Foto Ap, via LaPresse

ciclismo

Jasper Philipsen sprinta veloce nel tempo lungo del Tour de France

Giovanni Battistuzzi

Volata doveva essere e volata è stata. Thomas Gachignard ha provato l'impossibile, il gruppo non si è fatto fregate, van der Poel ha lanciato al meglio il compagno e il velocista belga ha vinto la sua terza tappa a questa Grande Boucle

Laggiù nell’Hérault e ancor più muovendosi verso la Camargue e poi salendo un po’ a nord su seguendo al contrario il percorso del Rodano, il tempo ha la capacità di dilatarsi, rendersi meno pressante. Le ore si allungano soprattutto quando l’estate fa sentire il suo calore e le ore sono ritmate soltanto dal ronzare delle zanzare. 

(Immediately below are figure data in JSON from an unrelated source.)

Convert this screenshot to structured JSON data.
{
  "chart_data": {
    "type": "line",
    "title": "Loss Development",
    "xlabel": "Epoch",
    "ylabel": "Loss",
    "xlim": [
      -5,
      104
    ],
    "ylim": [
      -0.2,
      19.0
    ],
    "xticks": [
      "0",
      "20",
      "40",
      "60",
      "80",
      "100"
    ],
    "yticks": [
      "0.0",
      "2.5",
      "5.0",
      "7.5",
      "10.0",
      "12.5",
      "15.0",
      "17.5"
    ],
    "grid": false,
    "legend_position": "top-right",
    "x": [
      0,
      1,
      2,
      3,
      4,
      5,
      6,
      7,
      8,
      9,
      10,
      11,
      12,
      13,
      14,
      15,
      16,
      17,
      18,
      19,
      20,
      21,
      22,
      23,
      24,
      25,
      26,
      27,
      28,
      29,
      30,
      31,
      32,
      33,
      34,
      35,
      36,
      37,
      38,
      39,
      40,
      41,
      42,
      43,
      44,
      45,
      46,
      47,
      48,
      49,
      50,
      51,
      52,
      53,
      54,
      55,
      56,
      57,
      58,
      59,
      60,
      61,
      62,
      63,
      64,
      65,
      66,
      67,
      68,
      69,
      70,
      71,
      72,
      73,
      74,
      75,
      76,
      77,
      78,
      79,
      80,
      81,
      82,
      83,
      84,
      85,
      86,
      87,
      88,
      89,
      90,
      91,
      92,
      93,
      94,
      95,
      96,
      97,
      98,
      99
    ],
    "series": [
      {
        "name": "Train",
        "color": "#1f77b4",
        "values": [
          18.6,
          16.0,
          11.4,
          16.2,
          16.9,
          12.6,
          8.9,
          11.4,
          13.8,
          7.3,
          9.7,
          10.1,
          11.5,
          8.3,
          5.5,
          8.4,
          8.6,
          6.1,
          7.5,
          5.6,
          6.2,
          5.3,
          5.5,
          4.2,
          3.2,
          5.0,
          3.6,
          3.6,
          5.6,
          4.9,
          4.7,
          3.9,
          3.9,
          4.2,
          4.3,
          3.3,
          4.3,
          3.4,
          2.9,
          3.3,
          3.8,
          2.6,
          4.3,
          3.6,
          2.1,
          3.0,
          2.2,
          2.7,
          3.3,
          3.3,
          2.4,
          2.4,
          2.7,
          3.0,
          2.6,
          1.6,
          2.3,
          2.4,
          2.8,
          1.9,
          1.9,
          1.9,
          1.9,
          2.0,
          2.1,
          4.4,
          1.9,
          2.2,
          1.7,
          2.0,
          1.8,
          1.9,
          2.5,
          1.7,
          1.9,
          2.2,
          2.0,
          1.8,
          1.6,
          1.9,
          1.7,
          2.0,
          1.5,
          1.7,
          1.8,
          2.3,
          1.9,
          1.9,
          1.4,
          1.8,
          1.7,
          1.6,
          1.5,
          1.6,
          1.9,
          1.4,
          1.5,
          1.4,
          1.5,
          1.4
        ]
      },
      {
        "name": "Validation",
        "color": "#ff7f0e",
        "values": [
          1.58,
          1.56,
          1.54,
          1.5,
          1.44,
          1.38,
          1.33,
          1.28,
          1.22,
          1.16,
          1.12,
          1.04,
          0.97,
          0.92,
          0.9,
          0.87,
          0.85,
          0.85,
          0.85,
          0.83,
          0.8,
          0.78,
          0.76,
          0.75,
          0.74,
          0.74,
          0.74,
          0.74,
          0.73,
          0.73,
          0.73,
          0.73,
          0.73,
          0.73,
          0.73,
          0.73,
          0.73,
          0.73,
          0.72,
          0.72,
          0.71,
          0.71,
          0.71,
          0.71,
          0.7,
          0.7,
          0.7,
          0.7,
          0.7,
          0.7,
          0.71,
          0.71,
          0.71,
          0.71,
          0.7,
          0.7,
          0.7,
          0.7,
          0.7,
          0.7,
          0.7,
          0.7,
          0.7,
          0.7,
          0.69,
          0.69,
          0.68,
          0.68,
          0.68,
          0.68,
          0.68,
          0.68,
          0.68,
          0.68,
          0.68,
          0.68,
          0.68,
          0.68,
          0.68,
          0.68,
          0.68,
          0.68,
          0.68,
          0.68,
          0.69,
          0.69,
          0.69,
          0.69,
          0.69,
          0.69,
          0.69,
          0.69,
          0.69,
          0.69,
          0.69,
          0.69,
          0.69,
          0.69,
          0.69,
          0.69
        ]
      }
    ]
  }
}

Laggiù nell’Hérault anche il tempo del Tour de France si è dilatato nell’incedere lento e svogliato di un gruppo che non aveva nessuna fretta di arrivare a Nîmes. Perché accelerare quando ci si può godere l’ultima pianura di questa Grande Boucle? Perché velocizzare l’avvicinamento alle Alpi e ingolfare le gambe di fatiche buone solo a rendere più veloce l’arrivo del tempo massimo montanaro? Lo sapevano tutti che i velocisti sarebbero stati attenti, che avrebbero messo davanti i loro mastini da rincorsa, pronti ad azzannare qualsiasi corridore che aveva l’idea di trasformarsi in preda da acchiappare. C’ha pensato nessuno all’evasione. In certi casi la “prigionia” del gruppo è molto più dolce di qualsiasi tentativo di acciuffare la libertà. 

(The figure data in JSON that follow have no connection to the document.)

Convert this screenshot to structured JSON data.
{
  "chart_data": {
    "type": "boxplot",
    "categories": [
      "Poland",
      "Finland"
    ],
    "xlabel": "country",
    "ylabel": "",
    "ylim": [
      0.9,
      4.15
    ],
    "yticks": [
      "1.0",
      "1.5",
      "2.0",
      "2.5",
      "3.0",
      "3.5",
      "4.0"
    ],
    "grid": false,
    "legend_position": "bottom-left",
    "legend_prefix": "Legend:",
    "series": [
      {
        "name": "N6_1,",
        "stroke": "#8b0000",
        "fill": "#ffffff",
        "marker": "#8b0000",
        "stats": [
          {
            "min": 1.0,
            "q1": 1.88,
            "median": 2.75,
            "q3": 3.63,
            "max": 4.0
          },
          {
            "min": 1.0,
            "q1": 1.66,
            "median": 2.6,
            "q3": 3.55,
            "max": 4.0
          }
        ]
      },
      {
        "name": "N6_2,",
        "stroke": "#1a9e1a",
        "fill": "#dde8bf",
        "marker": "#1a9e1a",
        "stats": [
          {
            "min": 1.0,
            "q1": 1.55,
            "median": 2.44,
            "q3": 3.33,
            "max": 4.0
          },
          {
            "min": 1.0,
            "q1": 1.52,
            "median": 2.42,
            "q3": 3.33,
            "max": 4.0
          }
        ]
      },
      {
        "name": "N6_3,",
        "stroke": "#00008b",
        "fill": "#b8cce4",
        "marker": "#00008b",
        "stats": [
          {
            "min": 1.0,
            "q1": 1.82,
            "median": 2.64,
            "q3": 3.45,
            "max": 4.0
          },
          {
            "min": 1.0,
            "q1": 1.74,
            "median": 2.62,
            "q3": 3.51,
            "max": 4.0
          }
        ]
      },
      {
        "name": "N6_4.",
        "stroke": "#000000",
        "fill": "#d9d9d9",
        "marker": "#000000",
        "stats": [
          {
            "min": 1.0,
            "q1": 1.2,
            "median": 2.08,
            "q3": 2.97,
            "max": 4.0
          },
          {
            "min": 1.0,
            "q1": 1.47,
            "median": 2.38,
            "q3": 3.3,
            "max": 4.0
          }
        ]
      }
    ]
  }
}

E volata è stata, come doveva essere. Anche se prima della volata, a metà percorso, Thomas Gachignard ha provato a fare il guastafeste, il personaggio a sorpresa che entra in un racconto e lo scompiglia. È mica uno a cui piace l’agiatezza Thomas Gachignard. Non si sognano le pietre del Nord se si è uno a cui piace l’agiatezza. È corridore inquieto, come le pietre del Nord, uno che al grande ciclismo ci è arrivato dalla porta secondaria, dopo tanto lavoro, tanti piazzamenti e poche vittorie. Uno che si è fatto la campagna del Nord ed era felice come un bambino mentre apre l’uovo di Pasqua e si strafoga di cioccolato: “Urca, e pensare che queste corse me le vedevo da casa e che quando c’erano io non c’ero per nessuno”, disse dopo la Gent-Wevelgem. 

Quando l’hanno convocato per il Tour de France era felice alla stessa maniera. Tanto che il general manager della sua squadra, la TotalEnergies, Jean-René Bernaudeau, disse: “Non credo sappia a cosa sta andando incontro”. Lo ha capito presto. "Mai avuto così male alle gambe. Però amen, è il Tour, è un piacere soffrire”. Oggi ha visto l’effetto che fa allontanarsi dal gruppo, saperlo dietro. Ha visto l’effetto che fa essere solo al comando, anche se per poche decine di chilometri. Sperava in un disinteresse generalizzato, in una totale smarrimento dei gregari. Nell’impossibile, forse.  

L’impossibile non si è materializzato. Il gruppo ha fatto il gruppo, il tempo dilatato dell’Hérault si è ristretto verso Nîmes. Troppo lontana la Camargue, troppo poco convincente il Rodano. Ci si è messo pure un po’ di vento a svegliare tutti. E così Thomas Gachignard è stato ripreso: non si era scelto il racconto giusto. 

Volata è stata, come doveva essere. Volata lunga, sballottata qua e là da rotonde e curvoni, capaci di allungare il gruppo, di far terminare i desideri di vittoria di Biniam Girmay a terra. Soprattutto di dare spazio alla bravura di Mathieu van der Poel nel condurre la bicicletta e condurre Jasper Philipsen verso la terza vittoria a questo Tour de France. Ce ne è per nessuno quando è così. Nemmeno per Phil Bauhaus, velocista da arrivi complicati.